The second stage is performed three months after the implantation of the buccal mucosa graft.
- The OOAL is retrieved from the orbitozygomatic pocket and examined for signs of resorption or necrosis.
- The mucosal graft is excised superiorly, which creates a flap that remains attached 3mm inferior to the limbus.
- A Flieringa ring is sutured to the sclera, and traction sutures are placed 180º apart.
- Four scleral sutures are placed at 3, 6, 9, and 12 o’clock; these sutures will fixate the OOAL.
- Three corneal sutures are placed at 5, 7, and 12 o’clock; these sutures will help with the insertion of the optical cylinder's posterior end.
- The center of the cornea is marked and trephined
- The OOAL is put in place; the posterior surface of the optical cylinder is placed fitting the area of trephination made to the central cornea.
- The previously set sutures are arranged to fix the implant.
- BSS or air should be used to reform the anterior chamber.
- More stitches are added to fix the implant to the anterior surface firmly and to align the optical cylinder to the fovea correctly.
- The Flieringa ring is removed.
- The mucosal graft flap is closed.
- Finally, the surgeon makes a trephination of the anterior surface of the optical cylinder
Postoperative recommendations for this procedure include using an antiseptic mouthwash (Chlorhexidine 0.2%) after the intermediary stage, systemic broad-spectrum and topical antibiotics after each stage, and systemic steroids.  After stage 2, patients are given oral ocular hypotensive drugs (acetazolamide) as needed. A scleral shield is applied, and bed rest in the supine position is recommended until the air is absorbed. Daily hygiene of the prosthesis using BSS is also recommended.
MOOKP has shown excellent long-term anatomic and functional success rates. The largest case series included 181 patients and showed a 93.9% anatomic success rate. At 18 years of follow-up, there was an 85% probability of anatomic success (95% CI: 79.3-90.7%). Visual acuity outcomes varied depending on the diagnostic group. It ranged from 0.41 Log Mar in cases of bullous keratopathy secondary to glaucoma surgery to 0.8 Log Mar in cases of corneal burns and dry eye syndrome.
Some of the most frequent intraoperative complications are adjacent root exposure, oral mucosa flap perforation, mouth numbness, mouth tightness, submucosal scar band, paresthesias, and infection at grafting site, mucosal graft defect, overgrowth, or necrosis/melting, and vitreous hemorrhage.

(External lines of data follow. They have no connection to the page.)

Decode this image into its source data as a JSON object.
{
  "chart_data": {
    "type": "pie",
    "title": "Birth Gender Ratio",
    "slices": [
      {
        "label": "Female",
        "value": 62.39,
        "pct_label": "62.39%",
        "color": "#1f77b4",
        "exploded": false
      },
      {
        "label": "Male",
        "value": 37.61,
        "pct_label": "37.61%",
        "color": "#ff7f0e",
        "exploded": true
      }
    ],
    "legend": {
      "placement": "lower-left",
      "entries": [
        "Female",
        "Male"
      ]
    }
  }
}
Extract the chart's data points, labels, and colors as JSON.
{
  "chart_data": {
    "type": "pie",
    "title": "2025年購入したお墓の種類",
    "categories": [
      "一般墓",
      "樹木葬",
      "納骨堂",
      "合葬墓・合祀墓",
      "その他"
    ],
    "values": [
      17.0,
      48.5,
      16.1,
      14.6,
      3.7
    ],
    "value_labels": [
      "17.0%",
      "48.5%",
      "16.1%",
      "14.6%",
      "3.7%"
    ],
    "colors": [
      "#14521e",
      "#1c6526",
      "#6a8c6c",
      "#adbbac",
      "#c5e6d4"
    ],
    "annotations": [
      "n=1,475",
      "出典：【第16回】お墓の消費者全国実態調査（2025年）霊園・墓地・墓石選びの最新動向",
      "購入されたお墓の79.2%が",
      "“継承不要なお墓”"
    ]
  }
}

Lamina-resorption is one of the most frequent postoperative complications. It can end up in anatomical failure. CT scans are the gold standard for detecting laminar resorption; they should be used along with a clinical examination made by an experienced surgeon.  Sterile vitritis is commonly associated with early laminar resorption. 
Glaucoma is significant morbidity in any keratoprosthesis; therefore, it should be established if the patient has a preoperative diagnosis of glaucoma. There should be a particular emphasis on regularly monitoring the postoperative intraocular pressure, as the development of this disease may affect the final visual outcome of an otherwise successful surgery.  It can be treated with oral medication (carbonic anhydrase inhibitors) and surgery (valve implantation, cyclophotocoagulation). 
Other sight-threatening complications include choroidal/retinal detachment, retroprosthetic membrane, vitreous hemorrhage, and endophthalmitis.